31 de maio de 2011

Você tem a certeza de que está sozinho quando ninguém percebe quando você disfarça o choro. E então você quer chorar alto mas não consegue mais. Se acostumou ao anonimato.

8 de maio de 2011

Quica um, dois, três e afunda.

Ai, como eu queria saber que a dor não é só minha.
E ver no outro o reflexo de mim.
Mas a água é cada vez mais turva; seixos atirados na superfície.
Meu reflexo é a sombra do que era, embora continue molhado.
Ai, como eu queria que me adivinhassem as dores e tirassem os seixos dos bolsos.

Metáfora, metonímia, pleonasmo e hipérbole.

Nas minhas longas leituras de Foucault - longas pelo grande tempo gasto em cada página -, uma passagem me pegou. E é justamente sobre a passagem que ela fala.
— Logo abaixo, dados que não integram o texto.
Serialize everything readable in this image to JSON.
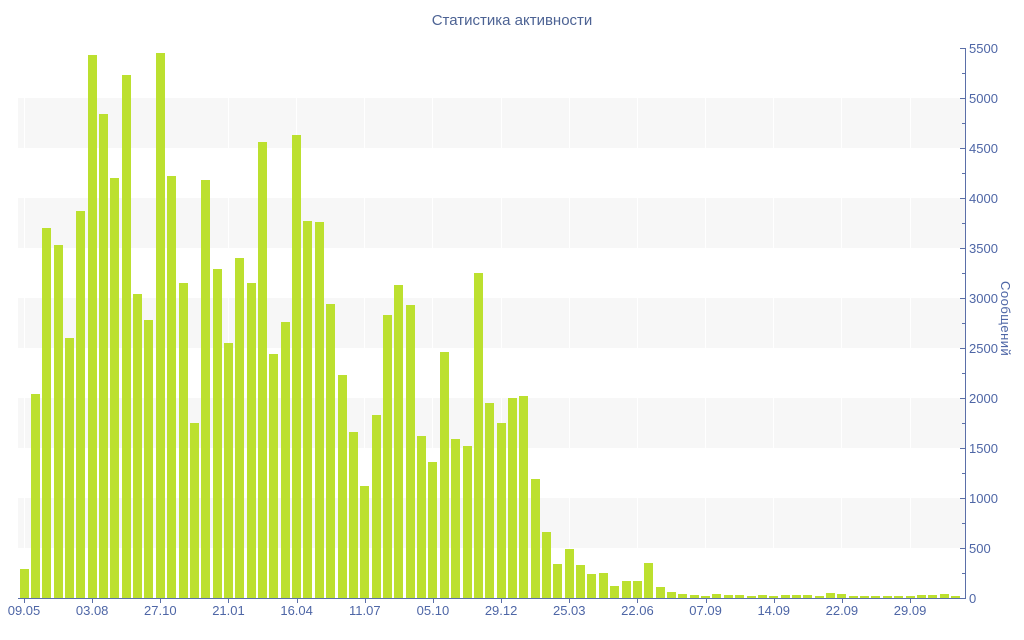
{
  "colors": {
    "bar": "#bce02f",
    "axis_line": "#5b6fa8",
    "tick_label": "#4e66a6",
    "title": "#4d6394",
    "stripe": "#f7f7f7"
  },
  "chart_data": {
    "type": "bar",
    "title": "Статистика активности",
    "ylabel": "Сообщений",
    "xlabel": "",
    "ylim": [
      0,
      5500
    ],
    "y_major_step": 500,
    "y_minor_step": 250,
    "grid": "horizontal gray/white bands every 500, faint white vertical lines at x ticks",
    "legend": "none",
    "x_ticks": [
      {
        "label": "09.05",
        "bar_index": 0
      },
      {
        "label": "03.08",
        "bar_index": 6
      },
      {
        "label": "27.10",
        "bar_index": 12
      },
      {
        "label": "21.01",
        "bar_index": 18
      },
      {
        "label": "16.04",
        "bar_index": 24
      },
      {
        "label": "11.07",
        "bar_index": 30
      },
      {
        "label": "05.10",
        "bar_index": 36
      },
      {
        "label": "29.12",
        "bar_index": 42
      },
      {
        "label": "25.03",
        "bar_index": 48
      },
      {
        "label": "22.06",
        "bar_index": 54
      },
      {
        "label": "07.09",
        "bar_index": 60
      },
      {
        "label": "14.09",
        "bar_index": 66
      },
      {
        "label": "22.09",
        "bar_index": 72
      },
      {
        "label": "29.09",
        "bar_index": 78
      }
    ],
    "values": [
      290,
      2040,
      3700,
      3530,
      2600,
      3870,
      5430,
      4840,
      4200,
      5230,
      3040,
      2780,
      5450,
      4220,
      3150,
      1750,
      4180,
      3290,
      2550,
      3400,
      3150,
      4560,
      2440,
      2760,
      4630,
      3770,
      3760,
      2940,
      2230,
      1660,
      1120,
      1830,
      2830,
      3130,
      2930,
      1620,
      1360,
      2460,
      1590,
      1520,
      3250,
      1950,
      1750,
      2000,
      2020,
      1190,
      660,
      340,
      490,
      330,
      240,
      250,
      120,
      170,
      170,
      350,
      110,
      60,
      40,
      30,
      20,
      45,
      30,
      35,
      25,
      30,
      25,
      35,
      30,
      35,
      25,
      55,
      45,
      25,
      25,
      20,
      25,
      25,
      20,
      35,
      35,
      45,
      20
    ]
  }
}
Ele conta dos loucos que na idade média eram colocados em navios mercadores para expiar seus males na água, considerada um elemento purificador da alma. Medida de limpeza urbana, suponho. Mas o interessante é a conclusão em que ele chega:

Sua exclusão deve encerrá-lo; se ele não pode e não deve ter outra prisão que o próprio limiar, seguram-no no lugar de passagem. Ele é colocado no interior do exterior, e inversamente. (...) Fechado no navio, de onde não se escapa, o louco é entregue ao rio de mil braços, ao mar de mil caminhos, a essa grande incerteza exterior a tudo. É um prisioneiro no meio da mais livre, da mais aberta das estradas: solidamente acorrentado à infinita encruzilhada. É o Passageiro por excelência, isto é, o prisioneiro da passagem. E a terra à qual aportará não é conhecida, assim como não se sabe, quando desembarca, de que terra vem. Sua única verdade e sua única pátria são essa extensão estéril entre duas terras que não lhe podem pertencer.


Meu limiar pode não ser tão extenso, mas me aprisiona. Quem dera ser louca pra estar alheia. Acontece que é sempre transição, mas diferente da do louco, ela traz a expectativa de conhecer a terra em que se aportará. Mas é raro se ouvir um "terra à vista!", e mais raro ainda não desviar dela por qualquer outra coisa que surgiu "à vista" também. Quanto mais distante, o lugar onde se estava vai deixando de ser o que era, de falar como falava, de comer de boca aberta como comia, de sorrir como sorria, de cheirar como cheirava. De continente vai se tornando ilha e, enfim, apenas uma sujeira levemente arredondada no horizonte. E a minha loucura vem daí. Ela surge na distância. Surge no esquecimento. A memória do lugar é colorida só porque te falta à mão uma fotografia atual dele (a memória não tem caminhos de regresso, toda primavera antiga é irrecuperável e o amor mais desatinado e tenaz não passa de uma verdade efêmera). Ou então te mostram essa foto, mas você não consegue reconhecer nada nela além de mentira. Então você se questiona sobre a verdade que existia nessa relação. Nessa e noutras. Todas as outras. Todas as terras que você visitou. A verdade é o seu navio. O momento presente, que é fluido como a água. Vá lá, todo esse horizonte pode deturpar sua visão... O céu que reflete a água não reflete a terra tão bem, mas todo o seu pensamento vagueia com ele. Às vezes você se pega perseguindo um passarinho de 140 caracteres e ele traz notícias daquela terra. Mas a água está ao seu redor, sai dos seus olhos. A notícia é que a terra está seca. E a lição é aprendida na palmatória.


E se a Blanche, do bonde chamado desejo (ou a barca louca de Foucault?) diz que sempre dependeu da bondade de estranhos, eu digo que sempre dependi da bondade dos conhecidos, até eles se tornarem estranhos. Então a bondade espontânea vira súplica.